In the first few years of the 20th century, president of the time Theodore Roosevelt regularly expressed his distaste for the artistic designs of US coinage. As a result, sculptor Augustus Saint-Gaudens was hired by the US Mint with the end-goal of revitalizing the design of US coins.
A sculptor named James Fraser, who apprenticed alongside Saint-Gaudens, approached the US Mint with design after design for the Nickel. At first, high-ranking US Mint employees were leaning towards a Nickel with President Lincoln on the obverse, but shortly thereafter the preferred design became one with a Native American theme. After mulling over different designs, MacVeagh wrote in a letter and said, “Tell him that of the three sketches which he submitted we would like to use the sketch of the head of the Indian and the sketch of the buffalo.”
After much continued debate, the Buffalo Nickel was finally introduced into circulation on March 4th, 1913. Quickly, these coins became the talk of the United States as the design of the Nickel was held in high regard by most every American. After all, this was one of the first times US coinage depicted scenes that truly represented the historical roots of the United States.
Buffalo Nickel Design
The coin’s obverse is dominated by the right-facing profile image of a Native American Indian. The Native American is depicted in stunning detail, so much so that even the definition of his cheekbones are able to be made out quite easily on well-preserved pieces. Even the texture of his hair and accompanying feathers is depicted in great detail.
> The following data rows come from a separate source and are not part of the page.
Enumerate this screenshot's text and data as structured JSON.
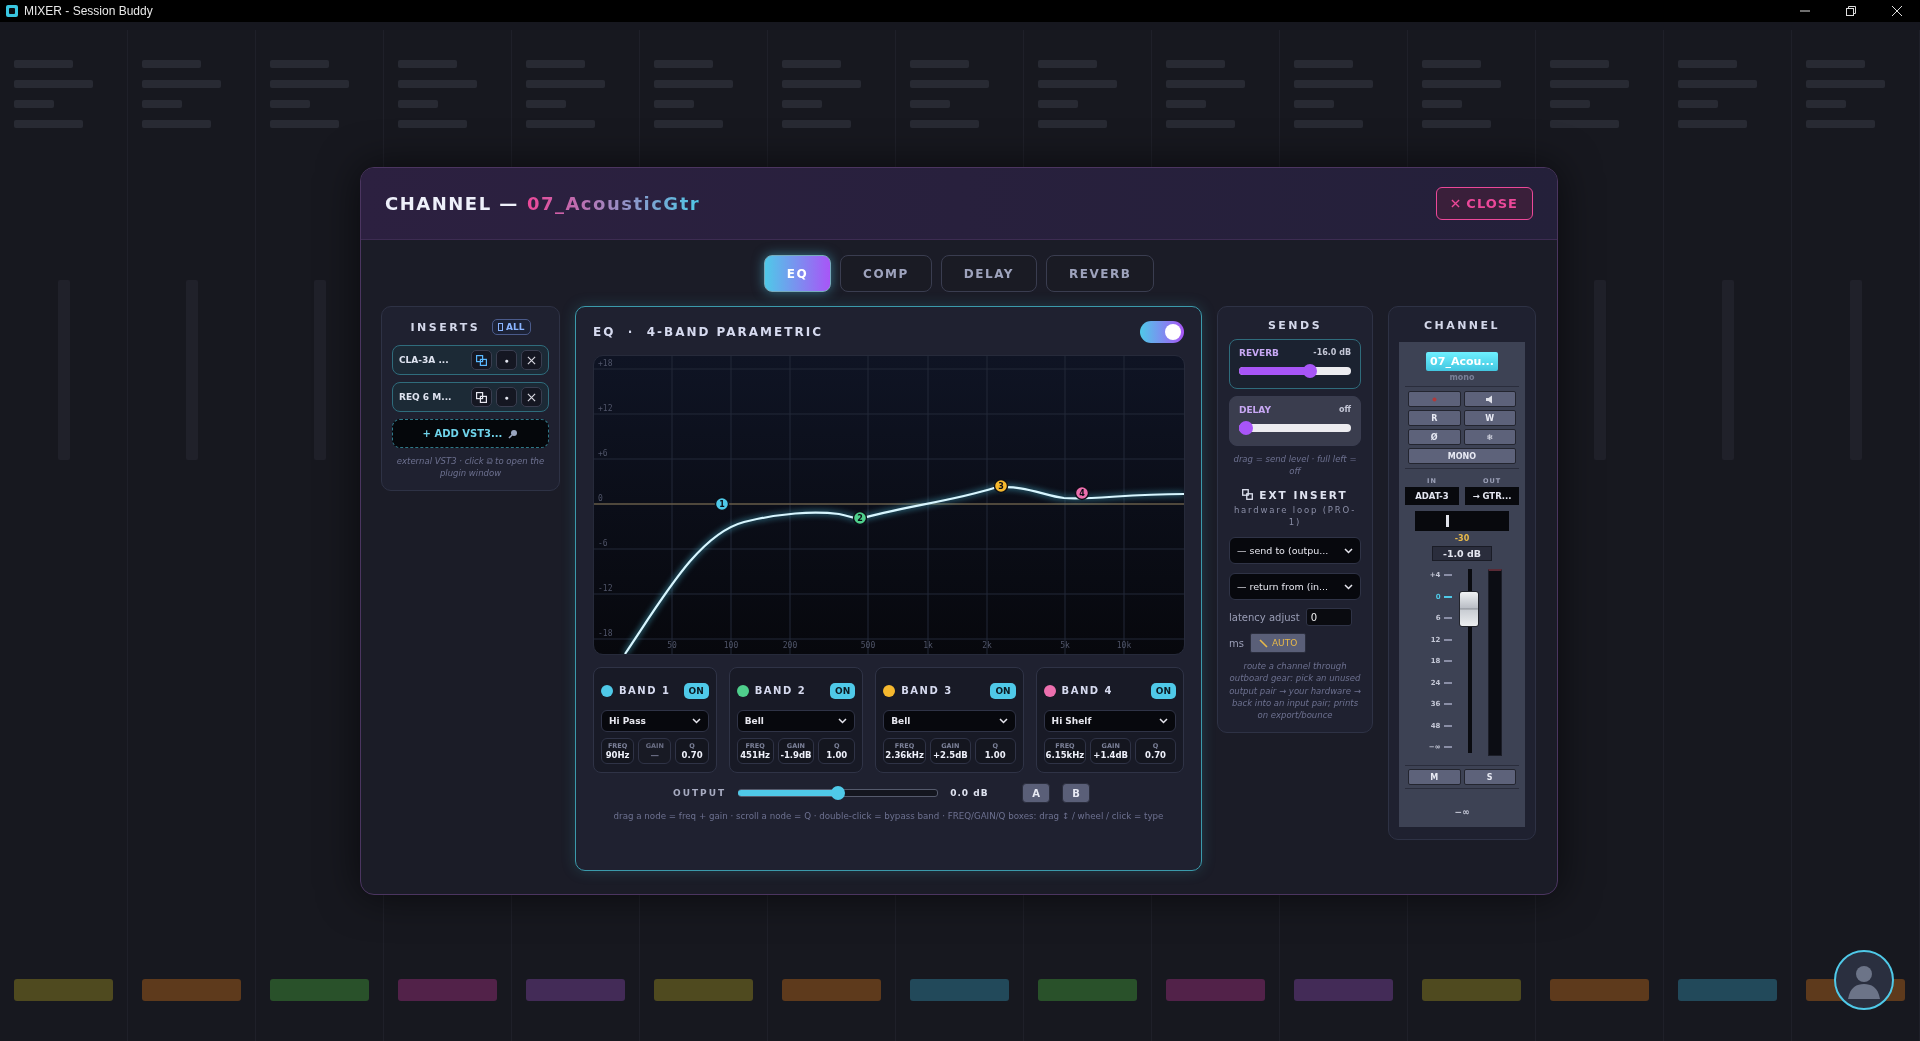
{
  "titlebar": {
    "title": "MIXER - Session Buddy"
  },
  "background_strips": [
    {
      "color": "#4f4a1f"
    },
    {
      "color": "#5e3a1c"
    },
    {
      "color": "#29512a"
    },
    {
      "color": "#522249"
    },
    {
      "color": "#432b57"
    },
    {
      "color": "#4f4a1f"
    },
    {
      "color": "#5e3a1c"
    },
    {
      "color": "#22495a"
    },
    {
      "color": "#29512a"
    },
    {
      "color": "#522249"
    },
    {
      "color": "#432b57"
    },
    {
      "color": "#4f4a1f"
    },
    {
      "color": "#5e3a1c"
    },
    {
      "color": "#22495a"
    },
    {
      "color": "#5e3a1c"
    }
  ],
  "modal": {
    "title": "CHANNEL —",
    "channel_name": "07_AcousticGtr",
    "close_label": "CLOSE"
  },
  "tabs": [
    {
      "label": "EQ",
      "selected": true
    },
    {
      "label": "COMP",
      "selected": false
    },
    {
      "label": "DELAY",
      "selected": false
    },
    {
      "label": "REVERB",
      "selected": false
    }
  ],
  "inserts": {
    "title": "INSERTS",
    "all_button": "ALL",
    "items": [
      {
        "name": "CLA-3A ...",
        "window_open": true,
        "dot": "●"
      },
      {
        "name": "REQ 6 M...",
        "window_open": false,
        "dot": "●"
      }
    ],
    "add_button": "+ ADD VST3...",
    "hint": "external VST3 · click ⧉ to open the plugin window"
  },
  "eq": {
    "title": "EQ  ·  4-BAND PARAMETRIC",
    "enabled": true,
    "y_labels": [
      "+18",
      "+12",
      "+6",
      "0",
      "-6",
      "-12",
      "-18"
    ],
    "x_labels": [
      "50",
      "100",
      "200",
      "500",
      "1k",
      "2k",
      "5k",
      "10k"
    ],
    "bands": [
      {
        "node": "1",
        "title": "BAND 1",
        "color": "#4fc9e8",
        "on": true,
        "on_label": "ON",
        "type": "Hi Pass",
        "params": [
          {
            "label": "FREQ",
            "value": "90Hz",
            "disabled": false
          },
          {
            "label": "GAIN",
            "value": "—",
            "disabled": true
          },
          {
            "label": "Q",
            "value": "0.70",
            "disabled": false
          }
        ]
      },
      {
        "node": "2",
        "title": "BAND 2",
        "color": "#4fcf8c",
        "on": true,
        "on_label": "ON",
        "type": "Bell",
        "params": [
          {
            "label": "FREQ",
            "value": "451Hz",
            "disabled": false
          },
          {
            "label": "GAIN",
            "value": "-1.9dB",
            "disabled": false
          },
          {
            "label": "Q",
            "value": "1.00",
            "disabled": false
          }
        ]
      },
      {
        "node": "3",
        "title": "BAND 3",
        "color": "#f5b82e",
        "on": true,
        "on_label": "ON",
        "type": "Bell",
        "params": [
          {
            "label": "FREQ",
            "value": "2.36kHz",
            "disabled": false
          },
          {
            "label": "GAIN",
            "value": "+2.5dB",
            "disabled": false
          },
          {
            "label": "Q",
            "value": "1.00",
            "disabled": false
          }
        ]
      },
      {
        "node": "4",
        "title": "BAND 4",
        "color": "#ec6fae",
        "on": true,
        "on_label": "ON",
        "type": "Hi Shelf",
        "params": [
          {
            "label": "FREQ",
            "value": "6.15kHz",
            "disabled": false
          },
          {
            "label": "GAIN",
            "value": "+1.4dB",
            "disabled": false
          },
          {
            "label": "Q",
            "value": "0.70",
            "disabled": false
          }
        ]
      }
    ],
    "output": {
      "label": "OUTPUT",
      "level": 0.5,
      "reading": "0.0 dB",
      "ab": [
        "A",
        "B"
      ]
    },
    "hint": "drag a node = freq + gain · scroll a node = Q · double-click = bypass band · FREQ/GAIN/Q boxes: drag ↕ / wheel / click = type"
  },
  "sends": {
    "title": "SENDS",
    "items": [
      {
        "name": "REVERB",
        "reading": "-16.0 dB",
        "level": 0.65,
        "on": true
      },
      {
        "name": "DELAY",
        "reading": "off",
        "level": 0,
        "on": false
      }
    ],
    "hint": "drag = send level · full left = off",
    "ext_title": "EXT INSERT",
    "ext_subtitle": "hardware loop (PRO-1)",
    "send_to": "— send to (outpu...",
    "return_from": "— return from (in...",
    "latency_label": "latency adjust",
    "latency_value": "0",
    "ms": "ms",
    "auto_button": "AUTO",
    "ext_hint": "route a channel through outboard gear: pick an unused output pair → your hardware → back into an input pair; prints on export/bounce"
  },
  "channel": {
    "title": "CHANNEL",
    "name": "07_Acou...",
    "mode": "mono",
    "buttons": [
      {
        "kind": "record"
      },
      {
        "kind": "speaker"
      },
      {
        "kind": "text",
        "label": "R"
      },
      {
        "kind": "text",
        "label": "W"
      },
      {
        "kind": "text",
        "label": "Ø"
      },
      {
        "kind": "text",
        "label": "❄"
      }
    ],
    "mono_label": "MONO",
    "in_label": "IN",
    "out_label": "OUT",
    "input": "ADAT-3",
    "output": "→ GTR...",
    "input_reading": "-30",
    "gain_reading": "-1.0 dB",
    "scale": [
      {
        "label": "+4",
        "current": false
      },
      {
        "label": "0",
        "current": true
      },
      {
        "label": "6",
        "current": false
      },
      {
        "label": "12",
        "current": false
      },
      {
        "label": "18",
        "current": false
      },
      {
        "label": "24",
        "current": false
      },
      {
        "label": "36",
        "current": false
      },
      {
        "label": "48",
        "current": false
      },
      {
        "label": "−∞",
        "current": false
      }
    ],
    "fader": {
      "level": 0.85
    },
    "mute": "M",
    "solo": "S",
    "peak": "−∞"
  }
}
Also on the obverse side of the coin are inscriptions marking the year in which the coin was minted and an inscription of the word “Liberty.”
The reverse side of the coin, as you might expect, depicts a left-facing buffalo standing atop a natural landscape. Like the obverse’s Native American, the detail boasted by the buffalo on the reverse is unparalleled. Above the buffalo’s image is an inscriptions which reads “United States of America.”